Today, tourists head to Coron for one thing and one thing only. To dive these wrecks. Divers explore these mostly intact ships as they squeeze their way through the port holes, glide between the boilers, and explore the decks. While many of the ships were scavenged for equipment, scrap metal and memorabilia over the years, personal items such as a boot, iron, and gas mask remain and remind me that these are more than just dive sites. A tractor, rolls of fencing and bags of cement can be found in one while a jail cell is part of another. Over three days, I dove eight wrecks and a month later, I am contemplating going back to do it again.
For the moment, I’m on Malapascua Island north of Cebu City. People come here for one thing and one thing only - the Thresher Sharks. These prehistoric looking creatures with their big eyes and long tails come up to a natural cleaning station at 30 metres where divers can catch a glimpse of them at dawn swimming majestically through the blue. While there are also a few wrecks in the area, the real treasures are the small things found here. From Frog Fish to the Pygmy Seahorse, the aquatic life is unique, oftentimes rare and wonderful. The waters around Gato Island make you feel as though you're Alice in Wonderland with it’s vivid pink and purple corals. Exploring the sandy bottom around Chocolate Island is a sweet treat as the name would imply.
That is, at least, until a hiss fills your ears. Without time to assess what the sound is, a large bang shakes your body and the water around you. Fins stop and every diver looks startled. My guide finds me wide-eyed with my hands splayed asking through the most obvious underwater sign language “What the fuck was that??!!” After the dive, he explains that the explosion was dynamite fishing. Although it sounded (and felt) like it was just metres from us, the Captain assures us that it was actually a kilometre and a half away. It's not often that you feel the large bang that we did that day but on every dive you are sure to hear a snapping sound followed by the hiss of the detonation.
I later learn that blast fishing or dynamite fishing is an all too common practice in the Philippines and across Southeast Asia.
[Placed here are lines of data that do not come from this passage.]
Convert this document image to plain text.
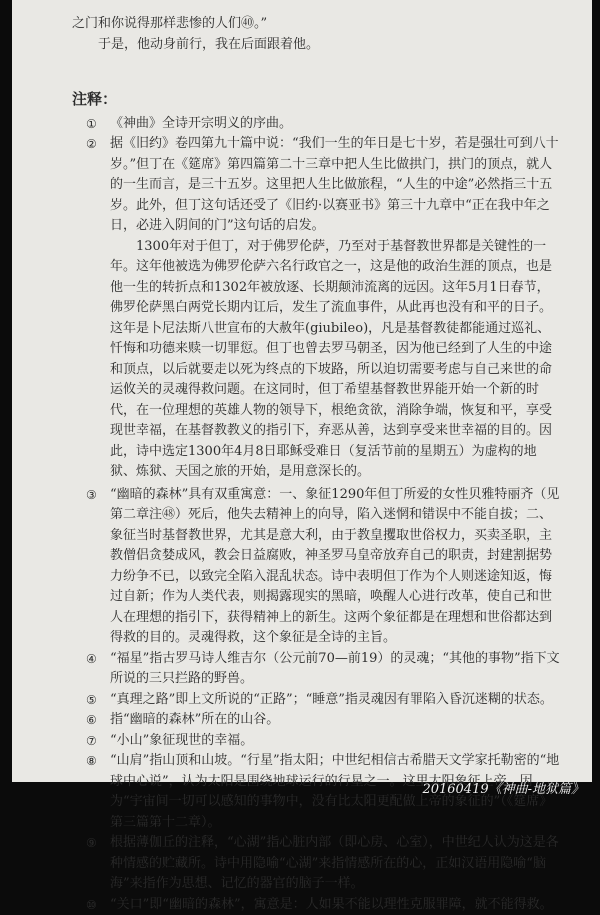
之门和你说得那样悲惨的人们㊵。”

于是，他动身前行，我在后面跟着他。

注释：
① 《神曲》全诗开宗明义的序曲。

② 据《旧约》卷四第九十篇中说：“我们一生的年日是七十岁，若是强壮可到八十岁。”但丁在《筵席》第四篇第二十三章中把人生比做拱门，拱门的顶点，就人的一生而言，是三十五岁。这里把人生比做旅程，“人生的中途”必然指三十五岁。此外，但丁这句话还受了《旧约·以赛亚书》第三十九章中“正在我中年之日，必进入阴间的门”这句话的启发。

1300年对于但丁，对于佛罗伦萨，乃至对于基督教世界都是关键性的一年。这年他被选为佛罗伦萨六名行政官之一，这是他的政治生涯的顶点，也是他一生的转折点和1302年被放逐、长期颠沛流离的远因。这年5月1日春节，佛罗伦萨黑白两党长期内讧后，发生了流血事件，从此再也没有和平的日子。这年是卜尼法斯八世宣布的大赦年(giubileo)，凡是基督教徒都能通过巡礼、忏悔和功德来赎一切罪愆。但丁也曾去罗马朝圣，因为他已经到了人生的中途和顶点，以后就要走以死为终点的下坡路，所以迫切需要考虑与自己来世的命运攸关的灵魂得救问题。在这同时，但丁希望基督教世界能开始一个新的时代，在一位理想的英雄人物的领导下，根绝贪欲，消除争端，恢复和平，享受现世幸福，在基督教教义的指引下，弃恶从善，达到享受来世幸福的目的。因此，诗中选定1300年4月8日耶稣受难日（复活节前的星期五）为虚构的地狱、炼狱、天国之旅的开始，是用意深长的。

③ “幽暗的森林”具有双重寓意：一、象征1290年但丁所爱的女性贝雅特丽齐（见第二章注㊽）死后，他失去精神上的向导，陷入迷惘和错误中不能自拔；二、象征当时基督教世界，尤其是意大利，由于教皇攫取世俗权力，买卖圣职，主教僧侣贪婪成风，教会日益腐败，神圣罗马皇帝放弃自己的职责，封建割据势力纷争不已，以致完全陷入混乱状态。诗中表明但丁作为个人则迷途知返，悔过自新；作为人类代表，则揭露现实的黑暗，唤醒人心进行改革，使自己和世人在理想的指引下，获得精神上的新生。这两个象征都是在理想和世俗都达到得救的目的。灵魂得救，这个象征是全诗的主旨。

④ “福星”指古罗马诗人维吉尔（公元前70—前19）的灵魂；“其他的事物”指下文所说的三只拦路的野兽。

⑤ “真理之路”即上文所说的“正路”；“睡意”指灵魂因有罪陷入昏沉迷糊的状态。

⑥ 指“幽暗的森林”所在的山谷。

⑦ “小山”象征现世的幸福。

⑧ “山肩”指山顶和山坡。“行星”指太阳；中世纪相信古希腊天文学家托勒密的“地球中心说”，认为太阳是围绕地球运行的行星之一。这里太阳象征上帝，因为“宇宙间一切可以感知的事物中，没有比太阳更配做上帝的象征的”（《筵席》第三篇第十二章）。

⑨ 根据薄伽丘的注释，“心湖”指心脏内部（即心房、心室），中世纪人认为这是各种情感的贮藏所。诗中用隐喻“心湖”来指情感所在的心，正如汉语用隐喻“脑海”来指作为思想、记忆的器官的脑子一样。

⑩ “关口”即“幽暗的森林”，寓意是：人如果不能以理性克服罪障，就不能得救。

20160419《神曲-地狱篇》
Explosions are used to kill fish and make them float to the surface. However, the reality is much different. The bomb causes a shock wave that stuns the fish ruptures their swim bladder. This causes an abrupt loss of buoyancy and while a small number of fish float to the surface, most sink to the sea floor.
As you can expect, dynamite is indiscriminate when it comes to the kind of fish it kills. Whether it’s tuna or clown fish (think Nemo!), dynamite is equally lethal. It’s also extremely destructive of the coral and organisms that support the greater ecosystem. Many of the sites here in the Philippines are littered with dead and broken coral. Until now, I did not understand why. Given the bombs are often homemade, this frequently leads to injuries and death above sea level as well.
With a bit of research, I discovered a study that found over 70, 000 fishermen in the Philippines engage in dynamite fishing. One diver asked curiously, “Isn’t dynamite fishing illegal?” Well, yes, but making something illegal isn’t enough to stop it. There has to be enforcement. Specifically, enforcement that can’t be bribed. This is, of course, rare in the Philippines. So we dive on; enjoying the explosions of 1944 that brought us marvellous wrecks to explore deep below and trying not to get too discouraged with each hiss and bang that fills our ears today.